The pharmaceutical compositions can be in a form
suitable for oral, rectal or parenteral administration, for example in the form of capsules, tablets, granules, capsules or liquid solutions, syrups or suspens
may be drinkable, and may contain the appropriate excipients.
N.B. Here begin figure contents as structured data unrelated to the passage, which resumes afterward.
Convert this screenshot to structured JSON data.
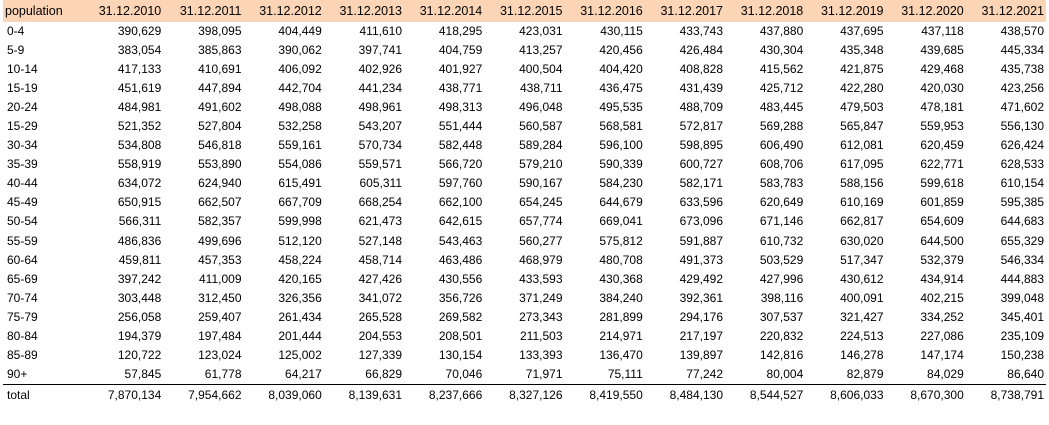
{
  "header": {
    "label": "population",
    "dates": [
      "31.12.2010",
      "31.12.2011",
      "31.12.2012",
      "31.12.2013",
      "31.12.2014",
      "31.12.2015",
      "31.12.2016",
      "31.12.2017",
      "31.12.2018",
      "31.12.2019",
      "31.12.2020",
      "31.12.2021"
    ]
  },
  "rows": [
    {
      "label": "0-4",
      "values": [
        "390,629",
        "398,095",
        "404,449",
        "411,610",
        "418,295",
        "423,031",
        "430,115",
        "433,743",
        "437,880",
        "437,695",
        "437,118",
        "438,570"
      ]
    },
    {
      "label": "5-9",
      "values": [
        "383,054",
        "385,863",
        "390,062",
        "397,741",
        "404,759",
        "413,257",
        "420,456",
        "426,484",
        "430,304",
        "435,348",
        "439,685",
        "445,334"
      ]
    },
    {
      "label": "10-14",
      "values": [
        "417,133",
        "410,691",
        "406,092",
        "402,926",
        "401,927",
        "400,504",
        "404,420",
        "408,828",
        "415,562",
        "421,875",
        "429,468",
        "435,738"
      ]
    },
    {
      "label": "15-19",
      "values": [
        "451,619",
        "447,894",
        "442,704",
        "441,234",
        "438,771",
        "438,711",
        "436,475",
        "431,439",
        "425,712",
        "422,280",
        "420,030",
        "423,256"
      ]
    },
    {
      "label": "20-24",
      "values": [
        "484,981",
        "491,602",
        "498,088",
        "498,961",
        "498,313",
        "496,048",
        "495,535",
        "488,709",
        "483,445",
        "479,503",
        "478,181",
        "471,602"
      ]
    },
    {
      "label": "15-29",
      "values": [
        "521,352",
        "527,804",
        "532,258",
        "543,207",
        "551,444",
        "560,587",
        "568,581",
        "572,817",
        "569,288",
        "565,847",
        "559,953",
        "556,130"
      ]
    },
    {
      "label": "30-34",
      "values": [
        "534,808",
        "546,818",
        "559,161",
        "570,734",
        "582,448",
        "589,284",
        "596,100",
        "598,895",
        "606,490",
        "612,081",
        "620,459",
        "626,424"
      ]
    },
    {
      "label": "35-39",
      "values": [
        "558,919",
        "553,890",
        "554,086",
        "559,571",
        "566,720",
        "579,210",
        "590,339",
        "600,727",
        "608,706",
        "617,095",
        "622,771",
        "628,533"
      ]
    },
    {
      "label": "40-44",
      "values": [
        "634,072",
        "624,940",
        "615,491",
        "605,311",
        "597,760",
        "590,167",
        "584,230",
        "582,171",
        "583,783",
        "588,156",
        "599,618",
        "610,154"
      ]
    },
    {
      "label": "45-49",
      "values": [
        "650,915",
        "662,507",
        "667,709",
        "668,254",
        "662,100",
        "654,245",
        "644,679",
        "633,596",
        "620,649",
        "610,169",
        "601,859",
        "595,385"
      ]
    },
    {
      "label": "50-54",
      "values": [
        "566,311",
        "582,357",
        "599,998",
        "621,473",
        "642,615",
        "657,774",
        "669,041",
        "673,096",
        "671,146",
        "662,817",
        "654,609",
        "644,683"
      ]
    },
    {
      "label": "55-59",
      "values": [
        "486,836",
        "499,696",
        "512,120",
        "527,148",
        "543,463",
        "560,277",
        "575,812",
        "591,887",
        "610,732",
        "630,020",
        "644,500",
        "655,329"
      ]
    },
    {
      "label": "60-64",
      "values": [
        "459,811",
        "457,353",
        "458,224",
        "458,714",
        "463,486",
        "468,979",
        "480,708",
        "491,373",
        "503,529",
        "517,347",
        "532,379",
        "546,334"
      ]
    },
    {
      "label": "65-69",
      "values": [
        "397,242",
        "411,009",
        "420,165",
        "427,426",
        "430,556",
        "433,593",
        "430,368",
        "429,492",
        "427,996",
        "430,612",
        "434,914",
        "444,883"
      ]
    },
    {
      "label": "70-74",
      "values": [
        "303,448",
        "312,450",
        "326,356",
        "341,072",
        "356,726",
        "371,249",
        "384,240",
        "392,361",
        "398,116",
        "400,091",
        "402,215",
        "399,048"
      ]
    },
    {
      "label": "75-79",
      "values": [
        "256,058",
        "259,407",
        "261,434",
        "265,528",
        "269,582",
        "273,343",
        "281,899",
        "294,176",
        "307,537",
        "321,427",
        "334,252",
        "345,401"
      ]
    },
    {
      "label": "80-84",
      "values": [
        "194,379",
        "197,484",
        "201,444",
        "204,553",
        "208,501",
        "211,503",
        "214,971",
        "217,197",
        "220,832",
        "224,513",
        "227,086",
        "235,109"
      ]
    },
    {
      "label": "85-89",
      "values": [
        "120,722",
        "123,024",
        "125,002",
        "127,339",
        "130,154",
        "133,393",
        "136,470",
        "139,897",
        "142,816",
        "146,278",
        "147,174",
        "150,238"
      ]
    },
    {
      "label": "90+",
      "values": [
        "57,845",
        "61,778",
        "64,217",
        "66,829",
        "70,046",
        "71,971",
        "75,111",
        "77,242",
        "80,004",
        "82,879",
        "84,029",
        "86,640"
      ]
    }
  ],
  "total": {
    "label": "total",
    "values": [
      "7,870,134",
      "7,954,662",
      "8,039,060",
      "8,139,631",
      "8,237,666",
      "8,327,126",
      "8,419,550",
      "8,484,130",
      "8,544,527",
      "8,606,033",
      "8,670,300",
      "8,738,791"
    ]
  },
  "colors": {
    "header_bg": "#fbd5b5"
  }
}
The daily dosage can range from 0.1 to 30 mg / kg po
Annex

Reaction scheme

R '= alkyl, preferably ethyl x = halogen

Claims (6)

R1 and R2 are each independently of one another. hydrogen atom, a halogen atom at a radical (C1 4) alkyl, and their pharmaceutically acceptable salts. R represents a (C35) alkenyl radical and  in which

 Claims 1. Derivatives of pyrrolo [3,2,1-hi] indole, in the form of optically active racemates or isomers, having formula (I) 2. Compounds according to claim 1, wherein R is the allyl radical. 3. Compounds according to claim 2, wherein R1 is a hydrogen, fluorine or chlorine atom and R2 is a hydrogen atom. 4. Process for the preparation of the compounds as specified in any one of Claims 1 to 3, characterized in that an ester of formula (II) is hydrogenated

  with hydrochloric acid, in the presence of tin, at room temperature, and then the compound (III) obtained with the formula

 by reacting it with an alkenyl halide RX, and then reacting the compound (IV) obtained

 with ethylenediamine, in the presence of trimethylaluminum, to obtain the compounds (I), the meanings of the radicals R, R1 and R2 being given in claim 1, and X being a halogen and R 'an alkyl. 5. Drug characterized in that it consists of a compound as specified in any one of claims 1 to 3. 6. A pharmaceutical composition characterized in that it contains a compound as specified in any one of claims 1 to 3, in combination with any suitable excipient.